January 24, 2022 - 4:09pm

In the US, the divide over Covid-19 restrictions is often cast as a matter of red versus blue states. Republican states like Florida have banned vaccine passports and school mask mandates, and have heavily restricted the ability of employers to mandate vaccination for their employees. In blue states, and especially in deep-blue cities like New York and Washington, D.C., mask mandates are the norm and patrons are required to show proof of vaccination to enter a bar, eat indoors at a restaurant, or go to a movie theatre or gym.  

Or at least, that’s what the law says. In practice, in vast swathes of America’s blue cities, these rules are entirely theoretical. I live in New York, and stringent Covid restrictions are almost exclusively the preserve of affluent (and predominantly white) neighbourhoods — most parts of Manhattan, plus the expensive, heavily gentrified areas of Brooklyn.

In Prospect Heights, where the median sale price of a home is $950,000 and the vaccination rate is 92.68% mask mandates are strictly enforced in all indoor settings. Most residents have voluntarily upgraded to N95s, and many of them have resumed masking outdoors. Businesses check vaccine cards and photo I.D.s as a matter of course. When I saw Licorice Pizza at a swanky local movie theatre, I was informed that the concession stand had been closed so that patrons wouldn’t be tempted to remove their masks to eat popcorn or take sips of water. 

By comparison, my own neighbourhood, Ridgewood, Queens (median sale price: $646,000, vaccination rate: 78.44%), feels as if it’s a different country. Indoor mask compliance is closer to 50%, and entirely voluntary — I’ve never witnessed an employee ask a patron to mask up or shoo a maskless customer out of an establishment. The vaccine pass is, similarly, almost totally unenforced, except in the hip establishments that cater to young creatives, most of them concentrated in the western portion of the neighbourhood bordering Brooklyn. My gym, on the Hispanic-and-white-ethnic east side, is entirely maskless, and takes a “don’t ask, don’t tell” attitude toward vaccination.
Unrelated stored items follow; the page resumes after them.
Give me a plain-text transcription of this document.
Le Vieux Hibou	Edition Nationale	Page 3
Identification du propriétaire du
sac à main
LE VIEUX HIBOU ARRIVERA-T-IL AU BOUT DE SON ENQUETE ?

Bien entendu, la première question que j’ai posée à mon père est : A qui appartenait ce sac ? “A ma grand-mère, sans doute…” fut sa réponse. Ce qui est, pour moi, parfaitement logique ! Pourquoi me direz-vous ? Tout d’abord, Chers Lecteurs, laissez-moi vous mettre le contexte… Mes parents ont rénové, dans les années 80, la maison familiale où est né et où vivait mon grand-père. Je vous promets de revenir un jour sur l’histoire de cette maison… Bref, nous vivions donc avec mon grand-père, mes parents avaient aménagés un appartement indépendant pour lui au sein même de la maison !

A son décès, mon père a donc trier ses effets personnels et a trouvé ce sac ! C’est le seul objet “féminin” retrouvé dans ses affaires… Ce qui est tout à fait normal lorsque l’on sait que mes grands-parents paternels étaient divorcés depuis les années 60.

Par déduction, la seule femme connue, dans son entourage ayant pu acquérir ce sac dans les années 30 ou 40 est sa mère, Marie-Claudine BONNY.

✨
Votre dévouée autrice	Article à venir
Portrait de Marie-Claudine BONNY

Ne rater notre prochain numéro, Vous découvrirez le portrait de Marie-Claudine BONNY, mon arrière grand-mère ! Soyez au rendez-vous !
When I expressed my gratitude to one of the gym’s employees for the mask-optional policy, she replied, in heavily Polish-accented English, that we were all adults and could make our own decisions.  

Pandemic restrictions may be a partisan divide, but they are also, increasingly, a class divide. Even within one of America’s deepest-blue cities, strict adherence to Covid precautions has become a symbolic gesture among affluent, vaccinated white people — in other words, those least at risk from the virus. But among the people who are, objectively speaking, more at risk — minorities, members of the working class — the attitude seems to be: it’s time to get on with life.